No Coverage for Legal Malpractice Action Based on Same Conduct as Alleged in Earlier Suit
The United States District Court for the Eastern District of Pennsylvania, applying Pennsylvania law, has held that there is no coverage for a legal malpractice action pursuant to a policy’s prior knowledge exclusion and relation back provision where the attorney and his clients had previously been sued for the same conduct in an action for wrongful abuse of civil proceedings. Ettinger & Assocs., LLC v. The Hartford/Twin City Fire Ins. Co., 2014 WL 1672946 (E.D. Pa. May 22, 2014).
The insured attorney represented his clients in a dispute with their realtor, which allegedly had told the clients that a lot adjacent to the lot they wished to purchase could not be subdivided. The clients later learned, prior to closing, that the owners of the adjacent lot had received a zoning variance to subdivide the lot. The clients nevertheless went through with the purchase and were able to resell the lot for a profit. The insured advised them that they still had viable claims against the realtor over the alleged misrepresentation, and commenced a lawsuit against the realtor on the clients’ behalf.
The realtor repeatedly asserted that the lawsuit against it was frivolous and warned the insured attorney that it would sue his clients for fraud, abuse of process, and malicious prosecution if the lawsuit was not withdrawn.

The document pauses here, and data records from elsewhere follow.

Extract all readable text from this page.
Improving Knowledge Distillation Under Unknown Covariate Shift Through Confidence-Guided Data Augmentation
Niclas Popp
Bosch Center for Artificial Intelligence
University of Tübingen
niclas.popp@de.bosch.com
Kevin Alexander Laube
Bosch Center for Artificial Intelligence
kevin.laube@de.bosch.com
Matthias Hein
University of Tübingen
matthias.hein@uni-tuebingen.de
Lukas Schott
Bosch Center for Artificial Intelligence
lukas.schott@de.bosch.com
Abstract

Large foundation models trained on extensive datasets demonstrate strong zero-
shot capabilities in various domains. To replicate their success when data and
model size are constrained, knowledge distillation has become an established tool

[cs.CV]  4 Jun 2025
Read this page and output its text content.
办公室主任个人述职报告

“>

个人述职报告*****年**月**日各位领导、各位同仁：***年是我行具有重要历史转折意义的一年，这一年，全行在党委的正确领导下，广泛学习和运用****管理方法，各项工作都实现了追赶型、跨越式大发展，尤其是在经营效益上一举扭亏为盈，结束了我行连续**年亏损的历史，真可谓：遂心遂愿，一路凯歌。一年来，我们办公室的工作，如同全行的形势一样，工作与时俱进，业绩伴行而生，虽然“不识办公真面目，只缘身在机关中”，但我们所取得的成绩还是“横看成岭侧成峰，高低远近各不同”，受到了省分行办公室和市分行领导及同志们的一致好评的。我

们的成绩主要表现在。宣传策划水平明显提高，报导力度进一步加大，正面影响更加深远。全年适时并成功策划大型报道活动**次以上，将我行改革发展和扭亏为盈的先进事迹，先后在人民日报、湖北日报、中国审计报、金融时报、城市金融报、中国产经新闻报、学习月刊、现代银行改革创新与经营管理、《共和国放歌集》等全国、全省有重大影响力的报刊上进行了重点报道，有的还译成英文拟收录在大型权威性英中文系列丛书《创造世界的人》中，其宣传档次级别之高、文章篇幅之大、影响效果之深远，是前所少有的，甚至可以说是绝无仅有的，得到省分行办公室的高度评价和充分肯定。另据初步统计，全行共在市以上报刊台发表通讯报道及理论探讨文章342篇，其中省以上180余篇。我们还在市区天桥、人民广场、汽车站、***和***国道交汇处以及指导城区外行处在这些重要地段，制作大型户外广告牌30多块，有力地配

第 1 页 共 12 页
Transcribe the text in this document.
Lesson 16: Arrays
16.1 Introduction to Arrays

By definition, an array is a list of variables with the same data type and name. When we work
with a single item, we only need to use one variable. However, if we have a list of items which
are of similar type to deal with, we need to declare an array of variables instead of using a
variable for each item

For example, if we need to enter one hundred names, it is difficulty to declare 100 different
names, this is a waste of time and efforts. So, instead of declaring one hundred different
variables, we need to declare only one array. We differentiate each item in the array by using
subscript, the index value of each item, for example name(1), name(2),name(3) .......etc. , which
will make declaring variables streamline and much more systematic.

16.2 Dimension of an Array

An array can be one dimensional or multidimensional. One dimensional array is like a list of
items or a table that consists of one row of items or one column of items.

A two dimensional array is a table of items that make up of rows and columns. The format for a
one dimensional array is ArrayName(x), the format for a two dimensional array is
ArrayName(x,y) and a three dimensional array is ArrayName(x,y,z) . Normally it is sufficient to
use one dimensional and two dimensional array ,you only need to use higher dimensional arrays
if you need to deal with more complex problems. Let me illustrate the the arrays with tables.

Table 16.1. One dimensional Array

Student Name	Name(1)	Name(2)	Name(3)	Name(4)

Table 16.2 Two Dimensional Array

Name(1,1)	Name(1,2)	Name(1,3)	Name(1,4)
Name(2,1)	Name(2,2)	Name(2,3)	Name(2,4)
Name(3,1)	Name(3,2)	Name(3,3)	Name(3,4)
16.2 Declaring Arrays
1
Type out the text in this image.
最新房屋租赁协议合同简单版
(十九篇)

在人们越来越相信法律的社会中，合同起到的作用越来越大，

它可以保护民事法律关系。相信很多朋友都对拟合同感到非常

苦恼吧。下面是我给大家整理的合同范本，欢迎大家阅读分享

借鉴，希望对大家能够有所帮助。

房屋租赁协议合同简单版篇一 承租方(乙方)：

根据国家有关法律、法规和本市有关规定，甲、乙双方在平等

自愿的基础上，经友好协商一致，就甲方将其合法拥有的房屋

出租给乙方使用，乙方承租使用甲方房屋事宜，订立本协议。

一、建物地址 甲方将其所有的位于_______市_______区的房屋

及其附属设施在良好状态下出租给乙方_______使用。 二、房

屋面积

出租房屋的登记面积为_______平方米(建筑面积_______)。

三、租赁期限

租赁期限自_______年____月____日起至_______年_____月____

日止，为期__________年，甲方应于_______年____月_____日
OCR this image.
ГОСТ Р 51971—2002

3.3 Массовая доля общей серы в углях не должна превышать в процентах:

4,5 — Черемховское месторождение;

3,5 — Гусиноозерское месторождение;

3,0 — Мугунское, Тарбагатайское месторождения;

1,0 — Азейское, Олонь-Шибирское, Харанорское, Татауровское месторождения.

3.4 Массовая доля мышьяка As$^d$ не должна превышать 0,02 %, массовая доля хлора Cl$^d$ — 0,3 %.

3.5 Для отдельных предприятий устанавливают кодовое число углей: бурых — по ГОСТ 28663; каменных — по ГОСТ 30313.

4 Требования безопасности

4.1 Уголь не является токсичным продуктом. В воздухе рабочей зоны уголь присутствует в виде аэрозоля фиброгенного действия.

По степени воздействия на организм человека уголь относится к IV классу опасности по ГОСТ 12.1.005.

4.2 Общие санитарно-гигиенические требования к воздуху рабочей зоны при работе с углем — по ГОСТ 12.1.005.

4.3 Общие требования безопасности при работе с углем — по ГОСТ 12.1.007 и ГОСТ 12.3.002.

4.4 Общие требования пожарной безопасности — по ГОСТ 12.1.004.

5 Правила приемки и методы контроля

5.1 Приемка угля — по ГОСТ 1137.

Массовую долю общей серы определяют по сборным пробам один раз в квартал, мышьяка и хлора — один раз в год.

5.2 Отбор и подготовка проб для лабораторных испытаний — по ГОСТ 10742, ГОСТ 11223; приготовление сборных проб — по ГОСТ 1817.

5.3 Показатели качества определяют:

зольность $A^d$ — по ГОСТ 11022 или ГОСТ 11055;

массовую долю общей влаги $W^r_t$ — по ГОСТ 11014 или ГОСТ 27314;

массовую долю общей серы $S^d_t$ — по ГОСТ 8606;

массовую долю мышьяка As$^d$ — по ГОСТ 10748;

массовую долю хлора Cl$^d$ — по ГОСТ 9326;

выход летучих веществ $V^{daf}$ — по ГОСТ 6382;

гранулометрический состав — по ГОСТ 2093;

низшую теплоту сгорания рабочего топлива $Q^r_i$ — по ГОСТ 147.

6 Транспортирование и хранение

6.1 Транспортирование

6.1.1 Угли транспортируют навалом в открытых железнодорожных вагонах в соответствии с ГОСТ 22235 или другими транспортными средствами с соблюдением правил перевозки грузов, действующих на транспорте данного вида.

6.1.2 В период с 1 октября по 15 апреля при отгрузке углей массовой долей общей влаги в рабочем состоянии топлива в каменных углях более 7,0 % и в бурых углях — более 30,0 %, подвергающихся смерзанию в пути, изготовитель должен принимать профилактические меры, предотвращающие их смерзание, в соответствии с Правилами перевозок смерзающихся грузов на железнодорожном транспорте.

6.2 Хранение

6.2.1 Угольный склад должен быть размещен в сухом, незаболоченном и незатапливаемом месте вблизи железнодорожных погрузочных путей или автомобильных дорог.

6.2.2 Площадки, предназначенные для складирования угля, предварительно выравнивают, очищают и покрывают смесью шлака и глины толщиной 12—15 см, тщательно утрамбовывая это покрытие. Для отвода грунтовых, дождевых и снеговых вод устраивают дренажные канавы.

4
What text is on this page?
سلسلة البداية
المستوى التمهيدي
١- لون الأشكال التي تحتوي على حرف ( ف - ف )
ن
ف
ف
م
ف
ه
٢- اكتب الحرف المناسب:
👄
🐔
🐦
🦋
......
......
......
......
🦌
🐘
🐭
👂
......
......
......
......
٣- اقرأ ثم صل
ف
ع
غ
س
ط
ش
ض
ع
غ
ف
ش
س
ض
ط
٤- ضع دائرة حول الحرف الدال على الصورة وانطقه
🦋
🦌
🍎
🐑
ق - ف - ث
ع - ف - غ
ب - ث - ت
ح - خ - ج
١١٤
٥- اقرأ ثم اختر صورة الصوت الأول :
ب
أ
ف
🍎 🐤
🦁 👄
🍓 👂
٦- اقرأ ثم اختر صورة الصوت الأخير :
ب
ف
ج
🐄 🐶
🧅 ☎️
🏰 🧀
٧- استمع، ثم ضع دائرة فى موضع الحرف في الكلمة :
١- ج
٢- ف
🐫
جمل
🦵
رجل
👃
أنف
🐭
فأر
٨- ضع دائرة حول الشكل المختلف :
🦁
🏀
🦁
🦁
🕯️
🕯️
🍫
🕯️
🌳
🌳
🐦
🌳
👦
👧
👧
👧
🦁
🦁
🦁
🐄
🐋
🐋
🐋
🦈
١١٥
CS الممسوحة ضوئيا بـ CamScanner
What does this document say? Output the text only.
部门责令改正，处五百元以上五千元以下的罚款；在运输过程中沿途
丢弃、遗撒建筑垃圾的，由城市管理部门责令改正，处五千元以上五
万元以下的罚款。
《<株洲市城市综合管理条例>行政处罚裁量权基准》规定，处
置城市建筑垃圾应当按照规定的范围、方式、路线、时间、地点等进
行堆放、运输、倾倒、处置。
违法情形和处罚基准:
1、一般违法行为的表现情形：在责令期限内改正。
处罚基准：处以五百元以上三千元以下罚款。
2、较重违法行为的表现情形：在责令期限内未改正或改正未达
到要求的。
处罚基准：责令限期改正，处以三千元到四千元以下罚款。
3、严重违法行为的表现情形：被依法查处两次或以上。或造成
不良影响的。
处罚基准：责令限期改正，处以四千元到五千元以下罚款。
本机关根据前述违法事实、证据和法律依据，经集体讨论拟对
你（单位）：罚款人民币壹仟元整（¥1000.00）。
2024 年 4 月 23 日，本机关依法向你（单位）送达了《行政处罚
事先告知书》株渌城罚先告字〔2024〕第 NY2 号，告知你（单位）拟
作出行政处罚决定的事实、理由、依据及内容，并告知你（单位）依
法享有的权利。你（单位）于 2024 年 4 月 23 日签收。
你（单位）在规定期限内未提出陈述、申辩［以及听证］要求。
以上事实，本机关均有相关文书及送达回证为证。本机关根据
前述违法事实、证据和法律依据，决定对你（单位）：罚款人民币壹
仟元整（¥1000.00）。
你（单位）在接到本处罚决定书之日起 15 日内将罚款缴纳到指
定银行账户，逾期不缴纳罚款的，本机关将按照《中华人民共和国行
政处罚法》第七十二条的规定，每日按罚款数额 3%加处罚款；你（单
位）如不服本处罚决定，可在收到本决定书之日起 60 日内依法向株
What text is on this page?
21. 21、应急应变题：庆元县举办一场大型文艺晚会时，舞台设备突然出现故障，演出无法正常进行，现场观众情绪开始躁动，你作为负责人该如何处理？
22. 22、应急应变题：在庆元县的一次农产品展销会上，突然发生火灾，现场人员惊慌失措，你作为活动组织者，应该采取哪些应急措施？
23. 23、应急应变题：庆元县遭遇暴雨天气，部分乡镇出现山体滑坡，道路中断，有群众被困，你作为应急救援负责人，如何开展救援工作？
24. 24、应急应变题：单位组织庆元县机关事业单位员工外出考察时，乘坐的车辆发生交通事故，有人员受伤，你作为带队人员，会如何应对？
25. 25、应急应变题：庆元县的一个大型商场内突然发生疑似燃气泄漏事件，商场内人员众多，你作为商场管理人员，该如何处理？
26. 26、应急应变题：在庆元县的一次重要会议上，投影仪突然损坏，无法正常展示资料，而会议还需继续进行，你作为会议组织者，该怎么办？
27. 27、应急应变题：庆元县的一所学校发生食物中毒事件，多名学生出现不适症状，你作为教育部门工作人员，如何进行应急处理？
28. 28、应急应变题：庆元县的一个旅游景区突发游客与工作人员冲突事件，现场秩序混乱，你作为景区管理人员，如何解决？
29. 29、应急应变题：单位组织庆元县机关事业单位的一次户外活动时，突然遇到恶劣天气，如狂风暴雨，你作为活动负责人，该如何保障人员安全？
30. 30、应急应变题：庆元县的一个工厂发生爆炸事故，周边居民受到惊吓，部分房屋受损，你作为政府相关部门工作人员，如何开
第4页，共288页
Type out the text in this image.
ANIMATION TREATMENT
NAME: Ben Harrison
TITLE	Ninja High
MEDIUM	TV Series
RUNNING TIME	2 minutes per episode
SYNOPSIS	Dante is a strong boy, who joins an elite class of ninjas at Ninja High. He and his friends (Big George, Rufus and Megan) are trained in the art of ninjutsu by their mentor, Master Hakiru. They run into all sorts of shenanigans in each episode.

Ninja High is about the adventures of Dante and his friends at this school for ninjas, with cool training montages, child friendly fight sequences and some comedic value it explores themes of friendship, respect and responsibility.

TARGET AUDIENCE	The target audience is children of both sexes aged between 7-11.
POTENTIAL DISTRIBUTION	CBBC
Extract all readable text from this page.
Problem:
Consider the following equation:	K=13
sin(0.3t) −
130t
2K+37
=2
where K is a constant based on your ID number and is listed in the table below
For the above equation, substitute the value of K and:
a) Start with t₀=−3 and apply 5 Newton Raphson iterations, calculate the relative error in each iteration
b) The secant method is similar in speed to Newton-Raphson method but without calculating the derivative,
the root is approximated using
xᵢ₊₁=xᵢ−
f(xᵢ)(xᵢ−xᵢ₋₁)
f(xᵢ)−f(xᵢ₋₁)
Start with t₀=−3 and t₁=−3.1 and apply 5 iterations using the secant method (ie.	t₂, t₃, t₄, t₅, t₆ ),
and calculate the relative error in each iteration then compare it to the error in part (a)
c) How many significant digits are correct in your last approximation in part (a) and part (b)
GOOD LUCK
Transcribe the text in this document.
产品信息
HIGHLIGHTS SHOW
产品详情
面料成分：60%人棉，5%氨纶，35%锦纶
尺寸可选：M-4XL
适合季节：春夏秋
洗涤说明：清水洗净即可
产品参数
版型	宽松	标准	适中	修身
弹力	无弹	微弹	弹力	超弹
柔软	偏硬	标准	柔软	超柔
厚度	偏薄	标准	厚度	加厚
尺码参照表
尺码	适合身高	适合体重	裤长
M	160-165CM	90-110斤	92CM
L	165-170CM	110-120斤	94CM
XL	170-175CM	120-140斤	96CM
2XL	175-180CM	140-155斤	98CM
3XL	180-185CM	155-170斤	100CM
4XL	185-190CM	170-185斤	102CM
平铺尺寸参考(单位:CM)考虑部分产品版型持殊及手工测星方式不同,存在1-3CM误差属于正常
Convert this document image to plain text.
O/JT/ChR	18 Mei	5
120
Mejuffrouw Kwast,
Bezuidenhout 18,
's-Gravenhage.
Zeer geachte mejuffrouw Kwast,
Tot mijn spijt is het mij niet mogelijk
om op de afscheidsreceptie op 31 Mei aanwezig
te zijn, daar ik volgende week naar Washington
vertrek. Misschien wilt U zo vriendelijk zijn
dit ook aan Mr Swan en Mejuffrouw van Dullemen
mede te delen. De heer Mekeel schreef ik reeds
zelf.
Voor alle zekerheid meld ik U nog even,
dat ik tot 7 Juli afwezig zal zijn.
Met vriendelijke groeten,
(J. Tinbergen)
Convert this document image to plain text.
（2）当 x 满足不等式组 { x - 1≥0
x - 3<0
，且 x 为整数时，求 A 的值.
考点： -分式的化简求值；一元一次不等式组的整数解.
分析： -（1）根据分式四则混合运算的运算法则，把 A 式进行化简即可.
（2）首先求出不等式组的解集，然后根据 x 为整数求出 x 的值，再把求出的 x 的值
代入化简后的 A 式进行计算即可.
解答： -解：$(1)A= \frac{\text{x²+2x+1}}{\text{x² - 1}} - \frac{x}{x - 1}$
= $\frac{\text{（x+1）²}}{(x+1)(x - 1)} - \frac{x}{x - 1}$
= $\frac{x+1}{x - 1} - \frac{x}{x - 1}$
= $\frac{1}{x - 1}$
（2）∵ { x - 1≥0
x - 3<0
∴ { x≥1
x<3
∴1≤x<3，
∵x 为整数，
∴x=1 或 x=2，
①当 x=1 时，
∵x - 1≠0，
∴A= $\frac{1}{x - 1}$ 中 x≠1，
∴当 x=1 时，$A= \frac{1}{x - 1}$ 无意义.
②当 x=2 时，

The court ultimately dismissed the suit against the realtor, and the realtor then filed a lawsuit against the clients and the insured attorney, alleging wrongful abuse of civil proceedings. The attorney defended both himself and his clients in the realtor’s action.
Subsequently, the clients filed a malpractice claim against the attorney, alleging negligence both in advising them to bring suit against the realtor and in failing to advise them of the conflict of interest in his dual representation of himself and the clients in the realtor’s lawsuit. The attorney sought coverage for the legal malpractice action under his claims-made professional liability policy and brought this declaratory judgment action against the insurer.
The court first held that the policy’s prior knowledge exclusion barred coverage for the malpractice suit. Under Pennsylvania law, a prior knowledge exclusion applies where, based on the facts known to the insured, a reasonable attorney would have a basis to believe that he had breached a professional duty. The court found that the attorney had actual knowledge before the policy period that he had filed and continued to pursue the suit against the realtor, even after he was warned that the claims asserted were baseless, and that the realtor had filed suit against both him and his clients based on the filing and pursuit of the lawsuit against it. The court held that a reasonable attorney would know that the filing of a wrongful abuse of civil proceedings suit, which requires the plaintiff to prove that the attorney failed to perform in accordance with professional standards, constitutes an allegation of professional negligence for purposes of the prior knowledge exclusion. The court observed that the realtor had specifically alleged that the attorney knew that his clients’ claims against the realtor were wrongful and malicious, and that he had encouraged and/or permitted his clients to pursue the claims even after being warned of the consequences. The court rejected the attorney’s argument that he did not have a basis to believe that the clients would pursue a claim against him because they had “begged” that he represent them in the suit against the realtor, holding that an attorney’s subjective understanding of his former clients’ motives and desires is not controlling, and that the proper inquiry is what a reasonable attorney would have concluded.
The court also considered whether, in light of the policy’s “relation back” provision, the malpractice suit constituted a claim first made during the policy period where the wrongful abuse of civil proceedings action had been filed prior to the policy period. The “relation back” provision stated that all claims arising out of the same or related negligent acts would be treated as a single claim deemed made when the first claim was made. The court concluded that the clients’ malpractice allegations regarding the insured’s bad advice related back to the realtor’s suit because they shared a common nexus of facts and arose out of the same occurrence of wrongful acts—the attorney’s alleged professional misconduct in filing and pursuing the suit against the realtor. Thus, that aspect of the malpractice action was not a claim first made during the policy period. That said, the court found that the clients’ malpractice allegations regarding the attorney’s dual representation of himself and the clients in the realtor’s suit was unrelated to the realtor’s claim and thus did not implicate the relation back provision. The court ultimately determined, however, that this conclusion was immaterial because the prior knowledge exclusion clearly barred coverage for the dual representation allegations because the attorney knew that he had undertaken the dual representation prior to the policy period.